Developmentally regulated expression of the transcriptional cofactors/histone acetyltransferases CBP and p300 during mouse embryogenesis.

CBP ( CREBBP/CREB-binding protein) and p300 are related signal-dependent transcriptional cofactors and histone acetyltransferases. They are both implicated in tumorigenesis and mutations in the human CBP gene have been found in Rubinstein-Taybi syndrome (RTS), which is characterized by multiple developmental defects and mental retardation.

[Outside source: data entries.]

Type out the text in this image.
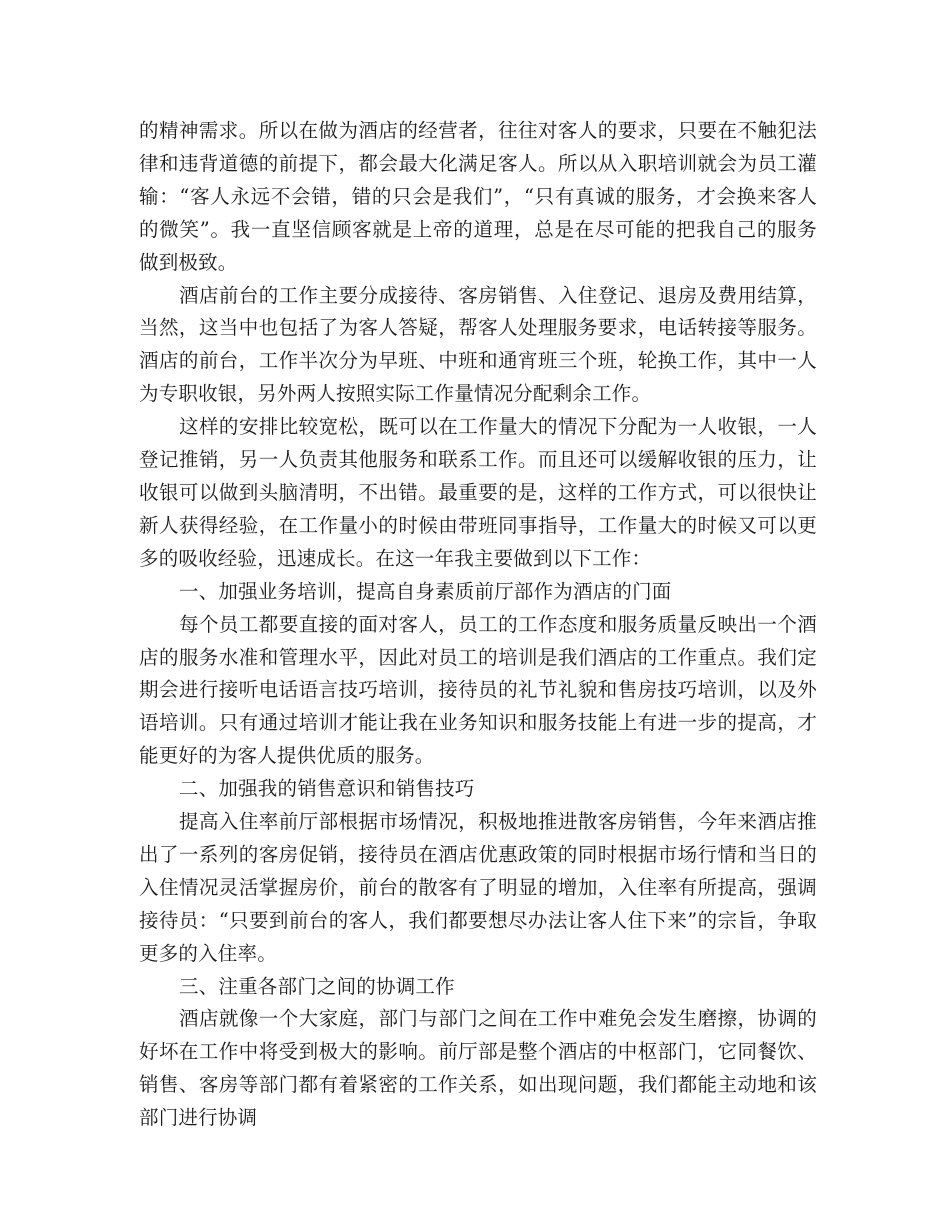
的精神需求。所以在做为酒店的经营者，往往对客人的要求，只要在不触犯法律和违背道德的前提下，都会最大化满足客人。所以从入职培训就会为员工灌输：“客人永远不会错，错的只会是我们”，“只有真诚的服务，才会换来客人的微笑”。我一直坚信顾客就是上帝的道理，总是在尽可能的把我自己的服务做到极致。

酒店前台的工作主要分成接待、客房销售、入住登记、退房及费用结算，当然，这当中也包括了为客人答疑，帮客人处理服务要求，电话转接等服务。酒店的前台，工作半次分为早班、中班和通宵班三个班，轮换工作，其中一人为专职收银，另外两人按照实际工作量情况分配剩余工作。

这样的安排比较宽松，既可以在工作量大的情况下分配为一人收银，一人登记推销，另一人负责其他服务和联系工作。而且还可以缓解收银的压力，让收银可以做到头脑清明，不出错。最重要的是，这样的工作方式，可以很快让新人获得经验，在工作量小的时候由带班同事指导，工作量大的时候又可以更多的吸收经验，迅速成长。在这一年我主要做到以下工作：

一、加强业务培训，提高自身素质前厅部作为酒店的门面

每个员工都要直接的面对客人，员工的工作态度和服务质量反映出一个酒店的服务水准和管理水平，因此对员工的培训是我们酒店的工作重点。我们定期会进行接听电话语言技巧培训，接待员的礼节礼貌和售房技巧培训，以及外语培训。只有通过培训才能让我在业务知识和服务技能上有进一步的提高，才能更好的为客人提供优质的服务。

二、加强我的销售意识和销售技巧

提高入住率前厅部根据市场情况，积极地推进散客房销售，今年来酒店推出了一系列的客房促销，接待员在酒店优惠政策的同时根据市场行情和当日的入住情况灵活掌握房价，前台的散客有了明显的增加，入住率有所提高，强调接待员：“只要到前台的客人，我们都要想尽办法让客人住下来”的宗旨，争取更多的入住率。

三、注重各部门之间的协调工作

酒店就像一个大家庭，部门与部门之间在工作中难免会发生磨擦，协调的好坏在工作中将受到极大的影响。前厅部是整个酒店的中枢部门，它同餐饮、销售、客房等部门都有着紧密的工作关系，如出现问题，我们都能主动地和该部门进行协调
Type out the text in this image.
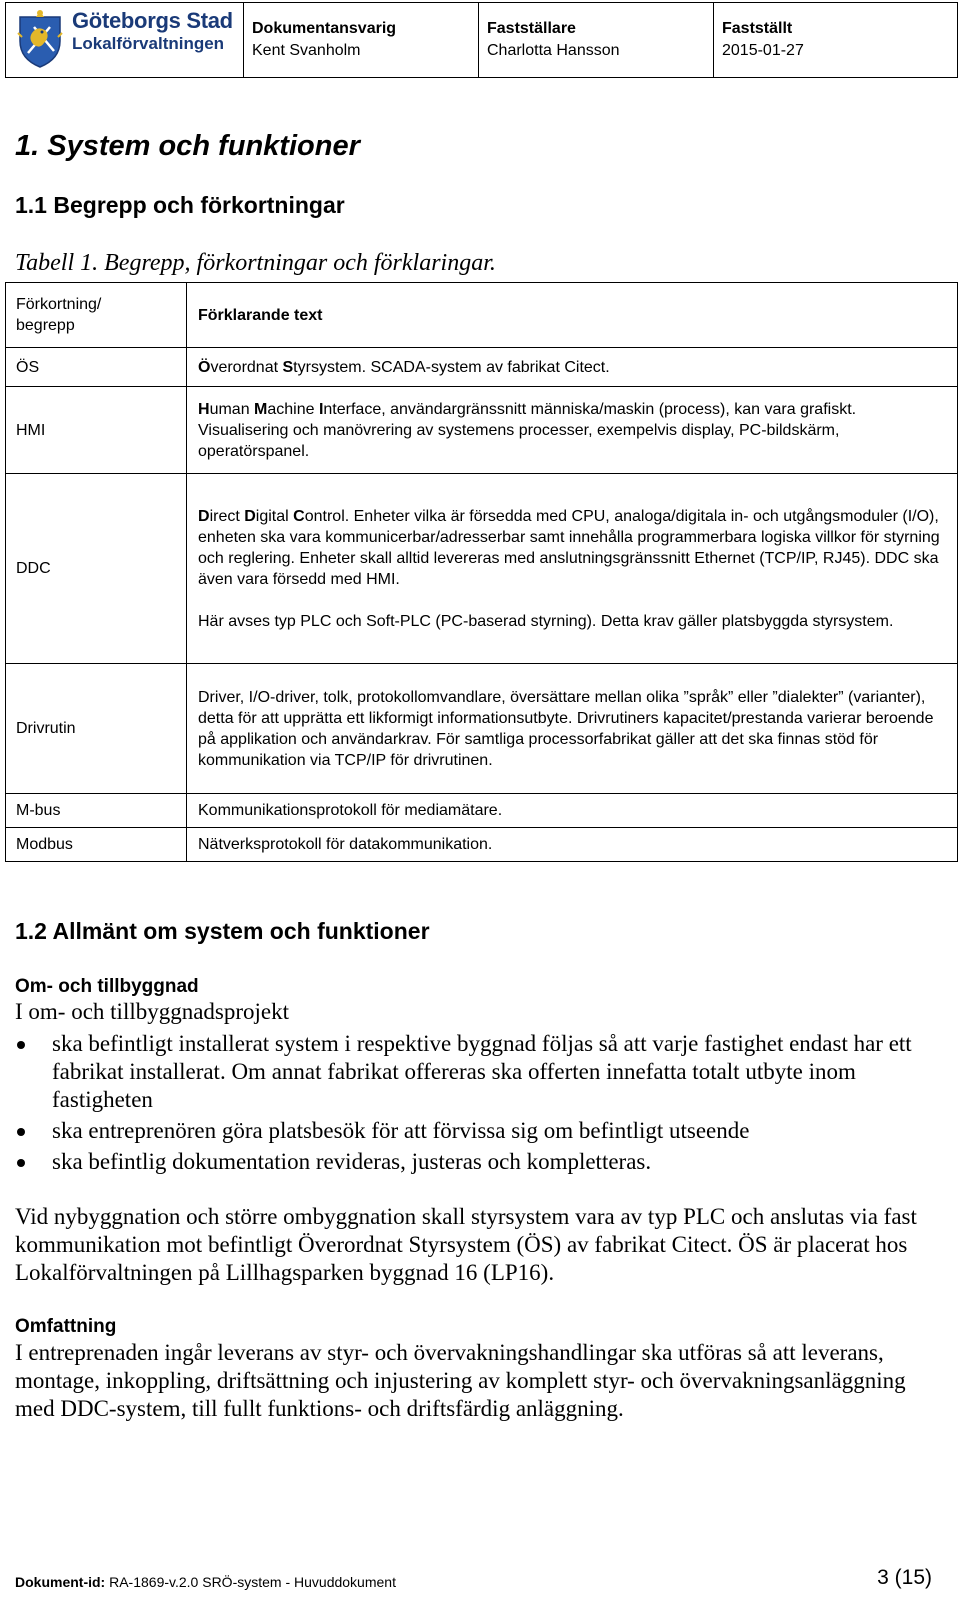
Göteborgs Stad
Lokalförvaltningen
Dokumentansvarig
Kent Svanholm
Fastställare
Charlotta Hansson
Fastställt
2015-01-27
1. System och funktioner
1.1 Begrepp och förkortningar
Tabell 1. Begrepp, förkortningar och förklaringar.
Förkortning/ begrepp	Förklarande text
ÖS	Överordnat Styrsystem. SCADA-system av fabrikat Citect.
HMI	Human Machine Interface, användargränssnitt människa/maskin (process), kan vara grafiskt. Visualisering och manövrering av systemens processer, exempelvis display, PC-bildskärm, operatörspanel.
DDC	Direct Digital Control. Enheter vilka är försedda med CPU, analoga/digitala in- och utgångsmoduler (I/O), enheten ska vara kommunicerbar/adresserbar samt innehålla programmerbara logiska villkor för styrning och reglering. Enheter skall alltid levereras med anslutningsgränssnitt Ethernet (TCP/IP, RJ45). DDC ska även vara försedd med HMI.

Här avses typ PLC och Soft-PLC (PC-baserad styrning). Detta krav gäller platsbyggda styrsystem.

Drivrutin	Driver, I/O-driver, tolk, protokollomvandlare, översättare mellan olika ”språk” eller ”dialekter” (varianter), detta för att upprätta ett likformigt informationsutbyte. Drivrutiners kapacitet/prestanda varierar beroende på applikation och användarkrav. För samtliga processorfabrikat gäller att det ska finnas stöd för kommunikation via TCP/IP för drivrutinen.
M-bus	Kommunikationsprotokoll för mediamätare.
Modbus	Nätverksprotokoll för datakommunikation.
1.2 Allmänt om system och funktioner
Om- och tillbyggnad
I om- och tillbyggnadsprojekt
ska befintligt installerat system i respektive byggnad följas så att varje fastighet endast har ett fabrikat installerat. Om annat fabrikat offereras ska offerten innefatta totalt utbyte inom fastigheten
ska entreprenören göra platsbesök för att förvissa sig om befintligt utseende
ska befintlig dokumentation revideras, justeras och kompletteras.
Vid nybyggnation och större ombyggnation skall styrsystem vara av typ PLC och anslutas via fast kommunikation mot befintligt Överordnat Styrsystem (ÖS) av fabrikat Citect. ÖS är placerat hos Lokalförvaltningen på Lillhagsparken byggnad 16 (LP16).
Omfattning
I entreprenaden ingår leverans av styr- och övervakningshandlingar ska utföras så att leverans, montage, inkoppling, driftsättning och injustering av komplett styr- och övervakningsanläggning med DDC-system, till fullt funktions- och driftsfärdig anläggning.
Dokument-id: RA-1869-v.2.0 SRÖ-system - Huvuddokument	3 (15)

Studies with CBP and p300 mouse mutants indicate that both proteins are required for normal development, and that there is an essential gene dosage-sensitive role for these transcriptional cofactors in embryogenesis, cell differentiation and proliferation. Although it is generally believed that the expression of CBP and p300 is ubiquitous, we report here that they are developmentally regulated during mouse embryogenesis. In the developing CNS, CBP and p300 proteins were found throughout the newly formed neural plate, but their expression was later restricted to the dorsal parts of the developing neural tube. Later in neural development, CBP and p300 proteins could also be found in subsets of ventral neurons, including motor neurons and oligodendrocytes. During organogenesis, CBP and p300 proteins were expressed in specific cell types of the developing heart, vasculature, skin, lung and liver. Many of these tissues and organs are known to be affected in mutant mice lacking CBP and/or p300, and in RTS patients. Interestingly, while CBP and p300 proteins show extensive overlapping expression during mouse embryogenesis, we observed that their subcellular localization is developmentally regulated in several cell types. Taken together, our results suggest that there are common, as well as distinct, biochemical functions of CBP and p300 during mouse development.[1]